Lecture Series by Sara Daneri

Time

15:00-17:00, Dec 3-Dec 5
16:00-18:00, Dec 6

Venue

Room 306, No. 5 Science Building, Minhang Campus, Shanghai Jiao Tong University

Program

Convex integration and applications to the Onsager’s conjecture

Abstract
In 1949, L. Onsager formulated the following conjecture: all solutions of the incompressible Euler equations which are H"older continuous with exponent bigger than $1/3$ conserve the total kinetic energy, while there are solutions which dissipate the total kinetic energy in the space of H"older continuous functions with exponent smaller than $1/3$. The conjecture was formulated in accordance with Kolmogorov’ s ‘41 theory of turbulence. The first part of the conjecture, trivial for $C^1$ solutions, was proved by Constantin, E and Titi in ‘94, using mollification and commutator estimates. The second part of the conjecture challenged the mathematical community for a long time. The first non-conservative solutions of the incompressible Euler equations where found by Scheffer and Shnirelman in the ’90s. Then in 2007 De Lellis and Szekelyhidi discovered that the method of convex integration, used for the first time by Nash in ‘54 to prove the existence of infinitely many $C^1$ isometric embeddings of $n$-dimensional Riemannian manifolds in $\R^{n+2}$, could be developed to produce infinitely many bounded weak solutions with non-constant energy. The regularity of such dissipative solutions was improved up to the critical exponents $1/3$ due to the contribution of various authors, among which De Lellis, Szekelyhidi, Isett, Buckmaster and myself, culminating into the proof of the second part of the Onsager’s conjecture by Isett in 2016. In this series of lectures, after giving an overview of the results which led to the proof of the conjecture, I will explain the main ideas of the proof, underlying the technical issues and the strategies to overcome it. In particular, I will focus on the application of convex integration, making also a parallel with the problem of isometric embeddings.

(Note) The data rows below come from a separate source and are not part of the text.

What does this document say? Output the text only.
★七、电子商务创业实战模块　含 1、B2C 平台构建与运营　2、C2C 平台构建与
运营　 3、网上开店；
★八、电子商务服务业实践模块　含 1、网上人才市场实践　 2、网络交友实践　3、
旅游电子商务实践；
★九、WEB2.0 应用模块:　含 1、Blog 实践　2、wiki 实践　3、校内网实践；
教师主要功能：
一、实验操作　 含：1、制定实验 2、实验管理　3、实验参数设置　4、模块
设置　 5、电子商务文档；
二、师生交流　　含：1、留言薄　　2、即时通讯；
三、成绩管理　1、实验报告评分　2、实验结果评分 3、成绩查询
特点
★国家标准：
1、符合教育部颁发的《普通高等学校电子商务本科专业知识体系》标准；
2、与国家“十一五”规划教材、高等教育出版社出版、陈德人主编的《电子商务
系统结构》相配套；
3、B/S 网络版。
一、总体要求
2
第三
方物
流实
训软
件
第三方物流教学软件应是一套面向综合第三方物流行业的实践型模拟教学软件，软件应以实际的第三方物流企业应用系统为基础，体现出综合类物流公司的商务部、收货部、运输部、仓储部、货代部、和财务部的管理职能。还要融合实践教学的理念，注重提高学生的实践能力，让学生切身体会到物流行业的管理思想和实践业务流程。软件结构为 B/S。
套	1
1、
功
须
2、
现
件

Prerequisite knowledge: notion of Riemannian manifold and embedding, classical Schauder estimates for elliptic operators, classical mollification estimates, Gronwall’s inequality.

References

“Non-uniqueness and h-principle for H"older-continuous weak solutions of the Euler equations”, Sara Daneri and Szekelyhidi, Arch. Rat. Mech. Anal., 2016
“From isometric embeddings to turbulence” lecture notes by L. Szekelyhidi,
“Onsager’s conjecture for admissible weak solutions”, Buckmaster, De lellis, Szekelyhidi and Vicol, published on Comm. Pure Appl. Math, 2018.